Antônio assistido pela Defensoria Pública, intentou ação em face de Bruno, pedindo a condenação deste a lhe pagar duas obrigações derivadas de um contrato que ambos haviam celebrado. Validamente citado, Bruno apresentou a sua peça contestatória, invocando, quanto a uma das obigações cobradas, o instituto da prescrição, além de sustentar, no tocante à outra, que havia efetuado o seu pagamento parcial. E, constatando que havia se omitido sobre uma parte da narrativa dos fatos, o réu, ainda dentro do prazo de que dispunha para apresentar resposta, ofereceu uma segunda contestação, acrescentando tal narrativa. Tendo sido determinada a intimação de Antônio, pelo órgão da Defensoria Pública, para que se pronunciasse, ofertou ele peça de réplica no vigésimo dia útil subsequente à intimação pessoal do defensor público. Entendendo que a segunda contestação de Bruno deveria ser mantida nos autos, por ter sido oferecida dentro prazo legal, mas, por outro lado, que a réplica de Antônio era intempestiva, o juiz da causa determinou o seu desentranhamento. Na sequência, o magistrado proferiu decisão em que rejeitava o pedido de cobrança em relação a uma das obigações contratuais, acolhendo a tese defensiva da pescrição. Quanto ao pedido condenatório tendo por objetivo a outra obrigação, o juíz determinou o prosseguimento do feito, rumo à instrução probatória. É correto afirmar, nesse quadro, que:
- A)a réplica apresentada o foi intempestivamente, já que o prazo em dobro para a Defensoria Pública se restringe ao oferecimento de resposta e à interposição de recursos;
Errada, porque o prazo em dobro da Defensoria Pública vale para suas manifestações processuais em geral, e não apenas para resposta e recursos, nos termos do art. 186 do CPC.

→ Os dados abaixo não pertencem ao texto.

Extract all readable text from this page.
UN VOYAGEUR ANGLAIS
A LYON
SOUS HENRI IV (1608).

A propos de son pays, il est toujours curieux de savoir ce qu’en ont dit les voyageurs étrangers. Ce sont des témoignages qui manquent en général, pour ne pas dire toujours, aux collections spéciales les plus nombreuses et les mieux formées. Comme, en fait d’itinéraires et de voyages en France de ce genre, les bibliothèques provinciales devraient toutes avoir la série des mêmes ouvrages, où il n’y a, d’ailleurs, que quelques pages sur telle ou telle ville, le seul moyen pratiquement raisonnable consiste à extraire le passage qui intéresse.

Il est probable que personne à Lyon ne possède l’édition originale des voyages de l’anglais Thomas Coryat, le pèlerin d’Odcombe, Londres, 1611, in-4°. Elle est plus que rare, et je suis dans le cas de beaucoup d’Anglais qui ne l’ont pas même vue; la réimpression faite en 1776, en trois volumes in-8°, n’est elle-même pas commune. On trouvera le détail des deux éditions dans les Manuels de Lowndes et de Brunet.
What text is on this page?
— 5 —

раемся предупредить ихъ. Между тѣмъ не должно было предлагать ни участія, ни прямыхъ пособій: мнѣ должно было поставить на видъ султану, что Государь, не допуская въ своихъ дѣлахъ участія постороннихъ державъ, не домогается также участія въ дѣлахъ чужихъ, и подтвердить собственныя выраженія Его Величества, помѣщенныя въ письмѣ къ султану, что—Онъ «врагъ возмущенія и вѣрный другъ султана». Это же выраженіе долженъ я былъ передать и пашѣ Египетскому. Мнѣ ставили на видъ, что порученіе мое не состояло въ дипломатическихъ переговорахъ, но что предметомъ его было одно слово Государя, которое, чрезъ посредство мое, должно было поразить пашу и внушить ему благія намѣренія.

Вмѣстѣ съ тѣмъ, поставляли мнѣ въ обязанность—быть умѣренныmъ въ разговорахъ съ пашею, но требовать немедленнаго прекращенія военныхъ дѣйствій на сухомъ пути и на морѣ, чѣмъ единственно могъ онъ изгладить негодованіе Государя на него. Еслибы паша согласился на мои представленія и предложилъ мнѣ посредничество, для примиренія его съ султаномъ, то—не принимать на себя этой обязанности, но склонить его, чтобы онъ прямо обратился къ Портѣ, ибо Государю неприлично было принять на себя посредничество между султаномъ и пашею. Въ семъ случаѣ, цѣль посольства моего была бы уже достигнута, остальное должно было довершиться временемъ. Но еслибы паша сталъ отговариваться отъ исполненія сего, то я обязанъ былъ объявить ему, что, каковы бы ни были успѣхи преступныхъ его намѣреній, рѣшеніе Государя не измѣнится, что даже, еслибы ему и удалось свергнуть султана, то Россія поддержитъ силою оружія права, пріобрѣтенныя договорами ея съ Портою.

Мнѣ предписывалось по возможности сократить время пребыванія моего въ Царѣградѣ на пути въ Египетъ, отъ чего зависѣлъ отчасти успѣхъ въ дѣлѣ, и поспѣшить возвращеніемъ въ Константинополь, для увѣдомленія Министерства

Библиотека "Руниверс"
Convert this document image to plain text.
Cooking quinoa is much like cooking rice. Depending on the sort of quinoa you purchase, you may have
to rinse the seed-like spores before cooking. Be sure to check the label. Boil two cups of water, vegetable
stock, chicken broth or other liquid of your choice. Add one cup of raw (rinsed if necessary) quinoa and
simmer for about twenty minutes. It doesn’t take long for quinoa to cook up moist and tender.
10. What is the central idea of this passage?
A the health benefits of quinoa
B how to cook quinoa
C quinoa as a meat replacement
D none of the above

- B)o juíz não poderia ter julgado antecipadamente uma das pretensões condenatórias, pois lhe cabia aguardar a conclusão da instrução probatória para julgar ambos os pedidos;
Errada, porque o CPC admite julgamento antecipado parcial do mérito quando um dos pedidos já está em condições de ser decidido, sem necessidade de aguardar a instrução dos demais.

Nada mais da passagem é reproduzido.